Friday, 31 December 2010

Questions of Credit

I suppose I've always had a nagging fear of so called chip and PIN banking - or at least questions about how safe it actually is. Computer scientists at Cambridge University have recently shown how easy it is to make withdrawals from an account without knowing the account holder's PIN. There's quite a row going on between the UK Cards Association (representing leading banks) and the University over the publication, on the net, of details (in a PhD thesis)describing how chip and PIN systems can be breached.

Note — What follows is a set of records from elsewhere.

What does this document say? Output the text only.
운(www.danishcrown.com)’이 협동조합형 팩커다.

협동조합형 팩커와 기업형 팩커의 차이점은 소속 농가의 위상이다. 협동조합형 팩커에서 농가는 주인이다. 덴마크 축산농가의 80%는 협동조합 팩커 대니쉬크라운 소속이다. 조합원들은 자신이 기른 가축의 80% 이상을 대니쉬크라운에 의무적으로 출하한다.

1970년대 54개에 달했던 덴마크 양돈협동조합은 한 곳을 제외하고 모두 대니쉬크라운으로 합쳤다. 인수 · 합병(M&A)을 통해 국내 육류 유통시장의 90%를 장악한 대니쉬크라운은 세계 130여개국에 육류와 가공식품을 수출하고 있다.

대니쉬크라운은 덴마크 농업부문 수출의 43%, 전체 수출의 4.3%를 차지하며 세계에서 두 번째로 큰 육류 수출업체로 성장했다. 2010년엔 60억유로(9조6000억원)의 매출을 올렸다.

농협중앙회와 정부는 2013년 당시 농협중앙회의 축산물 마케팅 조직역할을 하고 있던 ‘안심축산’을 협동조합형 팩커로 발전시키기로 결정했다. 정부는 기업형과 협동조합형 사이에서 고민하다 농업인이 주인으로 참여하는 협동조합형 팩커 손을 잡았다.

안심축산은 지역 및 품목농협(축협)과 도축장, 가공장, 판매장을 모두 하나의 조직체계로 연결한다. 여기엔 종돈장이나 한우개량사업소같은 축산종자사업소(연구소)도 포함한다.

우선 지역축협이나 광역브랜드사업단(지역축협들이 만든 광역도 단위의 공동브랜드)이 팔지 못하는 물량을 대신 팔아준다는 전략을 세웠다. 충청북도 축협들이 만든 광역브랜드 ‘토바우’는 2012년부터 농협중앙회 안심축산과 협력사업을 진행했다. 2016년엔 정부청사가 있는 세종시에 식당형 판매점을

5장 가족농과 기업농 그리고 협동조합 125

Now what would be the most likely response of the banks to this? Could we not be forgiven for expecting it to be something like, 'We are taking immediate steps to overcome these glitches and rectify the problems they cause our customers?' Perhaps accompanied by a campaign to restore confidence in their services by giving some proof of the urgent and serious nature of the work being undertaken to put things on a safer footing? Well, no, it seems that the main plank of their response is to accuse Cambridge University of recklessness in disclosing too much information. This sounds perilously close to an attempt at cover up and really does nothing for my already shakey trust in the banking system! Professor Ross Anderson, a leading researcher from the Univeristy's Computer Lab, summed it up well, for me. 'Cambridge is the university of Erasmus, Newton and Darwin. Censoring writings that offend the powerful is offensive to our deepest values,' he said. 'What will support confidence in the payment system is evidence that the banks are free and honest in admitting weaknesses when they are exposed and diligent in affecting the necessary remedies.'

I have never had much trust in credit transactions and attempt to avoid them whenever possible. However you organise the management of your money, there is risk involved. But the idea that the banks are not giving us an accurate picture of what that risk involves (again) is disturbing. If I am going to take risks with my money, I would prefer to invest in something that, on the way, might produce social and spiritual capital rather than large profits for organisations that dissemble.